The Beijing Municipal Commission of Housing and Urban-Rural Development instructed agencies in August not to use bank loans to buy apartments or to pay higher than market prices to acquire apartments to rent out. Ziroom promised to provide 80,000 apartments from its stock to the market. According to the agencies, the major reason for the rent rises is a supply shortage. The demolition of illegal buildings and a prohibition on co-renting to prevent safety risks has led to a reduction in supply. In the past year, Beijing has torn down 59.85 million square meters of illegal construction and plans to demolish another 40 million sq m this year. On the other hand, the city’s overall salable area of apartments in the past year was 8.75 million sq m and its affordable housing area was 2.67 million sq m. Beijing’s total floor space for residential buildings is 882 million sq m. According to RealData, the average rent in Beijing in the first seven months of this year grew by 10.7% year-on-year.
According to China Economic Weekly, up to 13 first- and second-tier cities in China saw rent increases of more than 20% in the past year.
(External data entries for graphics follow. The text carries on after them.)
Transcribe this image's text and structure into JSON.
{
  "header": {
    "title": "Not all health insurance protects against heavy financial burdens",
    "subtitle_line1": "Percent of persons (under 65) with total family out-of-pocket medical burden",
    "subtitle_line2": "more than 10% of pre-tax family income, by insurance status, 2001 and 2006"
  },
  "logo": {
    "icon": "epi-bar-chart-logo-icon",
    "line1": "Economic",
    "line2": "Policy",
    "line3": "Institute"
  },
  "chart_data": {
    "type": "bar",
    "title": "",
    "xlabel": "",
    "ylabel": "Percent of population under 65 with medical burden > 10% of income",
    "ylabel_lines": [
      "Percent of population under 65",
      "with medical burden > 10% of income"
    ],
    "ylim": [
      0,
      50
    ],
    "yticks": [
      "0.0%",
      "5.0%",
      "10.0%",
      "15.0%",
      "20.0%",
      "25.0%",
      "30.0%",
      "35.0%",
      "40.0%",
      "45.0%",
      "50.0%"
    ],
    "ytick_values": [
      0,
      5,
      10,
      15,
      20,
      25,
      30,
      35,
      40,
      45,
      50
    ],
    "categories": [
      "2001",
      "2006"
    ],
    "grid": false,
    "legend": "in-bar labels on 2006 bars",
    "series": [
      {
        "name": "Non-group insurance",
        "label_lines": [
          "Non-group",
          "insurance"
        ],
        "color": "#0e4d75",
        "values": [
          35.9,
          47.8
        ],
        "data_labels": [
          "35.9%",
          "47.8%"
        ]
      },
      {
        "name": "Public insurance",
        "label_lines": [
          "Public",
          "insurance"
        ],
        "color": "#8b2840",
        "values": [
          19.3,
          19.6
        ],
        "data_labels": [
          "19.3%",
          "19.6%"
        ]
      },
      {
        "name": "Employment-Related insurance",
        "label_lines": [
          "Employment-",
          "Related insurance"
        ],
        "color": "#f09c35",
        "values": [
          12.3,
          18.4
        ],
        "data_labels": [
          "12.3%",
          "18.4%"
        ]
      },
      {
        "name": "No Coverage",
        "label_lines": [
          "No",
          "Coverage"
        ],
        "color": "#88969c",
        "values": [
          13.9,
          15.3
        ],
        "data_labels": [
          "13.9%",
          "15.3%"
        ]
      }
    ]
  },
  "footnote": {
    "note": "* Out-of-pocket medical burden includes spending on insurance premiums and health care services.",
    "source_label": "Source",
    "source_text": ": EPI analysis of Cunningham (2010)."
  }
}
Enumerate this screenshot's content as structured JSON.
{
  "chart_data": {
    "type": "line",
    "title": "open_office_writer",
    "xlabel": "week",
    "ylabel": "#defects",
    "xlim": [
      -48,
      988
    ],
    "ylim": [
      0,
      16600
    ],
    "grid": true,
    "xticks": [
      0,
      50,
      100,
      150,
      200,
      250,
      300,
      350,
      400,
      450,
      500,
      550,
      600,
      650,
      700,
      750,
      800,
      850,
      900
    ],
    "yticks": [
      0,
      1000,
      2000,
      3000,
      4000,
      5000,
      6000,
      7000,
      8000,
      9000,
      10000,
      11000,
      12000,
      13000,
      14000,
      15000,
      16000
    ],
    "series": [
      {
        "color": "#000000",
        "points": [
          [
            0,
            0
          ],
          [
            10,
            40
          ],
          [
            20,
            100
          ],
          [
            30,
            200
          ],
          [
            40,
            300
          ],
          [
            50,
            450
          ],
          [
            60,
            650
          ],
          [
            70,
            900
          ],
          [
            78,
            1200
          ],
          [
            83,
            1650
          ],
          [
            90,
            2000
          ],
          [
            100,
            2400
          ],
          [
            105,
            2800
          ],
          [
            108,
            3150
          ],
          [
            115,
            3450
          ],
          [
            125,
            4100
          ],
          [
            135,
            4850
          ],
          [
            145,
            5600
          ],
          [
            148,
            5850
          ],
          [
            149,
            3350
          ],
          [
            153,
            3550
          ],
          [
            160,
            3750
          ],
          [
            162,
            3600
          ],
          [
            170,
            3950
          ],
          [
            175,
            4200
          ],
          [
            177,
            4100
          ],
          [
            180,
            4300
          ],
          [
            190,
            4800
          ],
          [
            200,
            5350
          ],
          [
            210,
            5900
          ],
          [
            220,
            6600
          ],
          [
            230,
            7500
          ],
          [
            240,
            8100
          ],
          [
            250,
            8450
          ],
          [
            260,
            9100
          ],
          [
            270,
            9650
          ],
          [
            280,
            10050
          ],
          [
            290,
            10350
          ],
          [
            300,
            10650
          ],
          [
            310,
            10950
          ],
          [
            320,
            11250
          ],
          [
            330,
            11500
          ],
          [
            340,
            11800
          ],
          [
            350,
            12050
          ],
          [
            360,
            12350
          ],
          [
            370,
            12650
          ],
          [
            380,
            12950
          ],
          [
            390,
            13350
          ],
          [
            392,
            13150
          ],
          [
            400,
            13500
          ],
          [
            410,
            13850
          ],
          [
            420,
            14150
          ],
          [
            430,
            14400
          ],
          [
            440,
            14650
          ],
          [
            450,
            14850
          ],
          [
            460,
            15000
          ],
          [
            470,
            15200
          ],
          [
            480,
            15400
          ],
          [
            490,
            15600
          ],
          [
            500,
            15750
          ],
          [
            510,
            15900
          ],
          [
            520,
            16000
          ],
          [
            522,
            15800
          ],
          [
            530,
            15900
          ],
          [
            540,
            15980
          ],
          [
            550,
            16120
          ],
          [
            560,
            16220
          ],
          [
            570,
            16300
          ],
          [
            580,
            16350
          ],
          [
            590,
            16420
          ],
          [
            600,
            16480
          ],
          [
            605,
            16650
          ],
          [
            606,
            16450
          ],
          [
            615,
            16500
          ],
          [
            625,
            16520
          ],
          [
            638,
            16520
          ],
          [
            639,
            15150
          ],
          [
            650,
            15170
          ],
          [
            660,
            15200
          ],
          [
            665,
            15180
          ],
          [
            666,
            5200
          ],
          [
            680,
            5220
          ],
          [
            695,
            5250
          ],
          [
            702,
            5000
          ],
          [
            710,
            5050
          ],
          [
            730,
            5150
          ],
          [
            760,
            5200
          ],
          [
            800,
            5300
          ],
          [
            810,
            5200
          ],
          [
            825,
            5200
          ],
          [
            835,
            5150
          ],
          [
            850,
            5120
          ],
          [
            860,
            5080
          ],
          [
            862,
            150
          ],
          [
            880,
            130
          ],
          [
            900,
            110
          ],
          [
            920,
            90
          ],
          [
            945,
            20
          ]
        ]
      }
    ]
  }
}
Chengdu, capital of Sichuan province, ranked top with a rise of 30.98% on average, followed by Shenzhen in Guangdong province with rent growth of 29.68%. Rent increases in Beijing and Guangzhou, capital of Guangdong, also surpassed 20% year-on-year this month, the China Daily reports.
China Evergrande, China’s third largest property developer by sales, posted a 101.5% surge in first-half core profit to CNY55.01 billion, while revenue rose 59.8% to CNY300.35 billion on the same period last year. Contracted sales in the first six months of the year increased by 24.6% year-on-year to CNY304.18 billion, accounting for more than half the company’s annual sales target. Evergrande CEO Xia Haijun expects that over the next three to five years, the country’s top 10 developers will account for 40% of the whole market while the top three – Country Garden, Vanke and Evergrande – will account for around a fifth of all sales. Of the 12 of Hong Kong-listed Chinese developers that have released half-year results, only one missed estimates.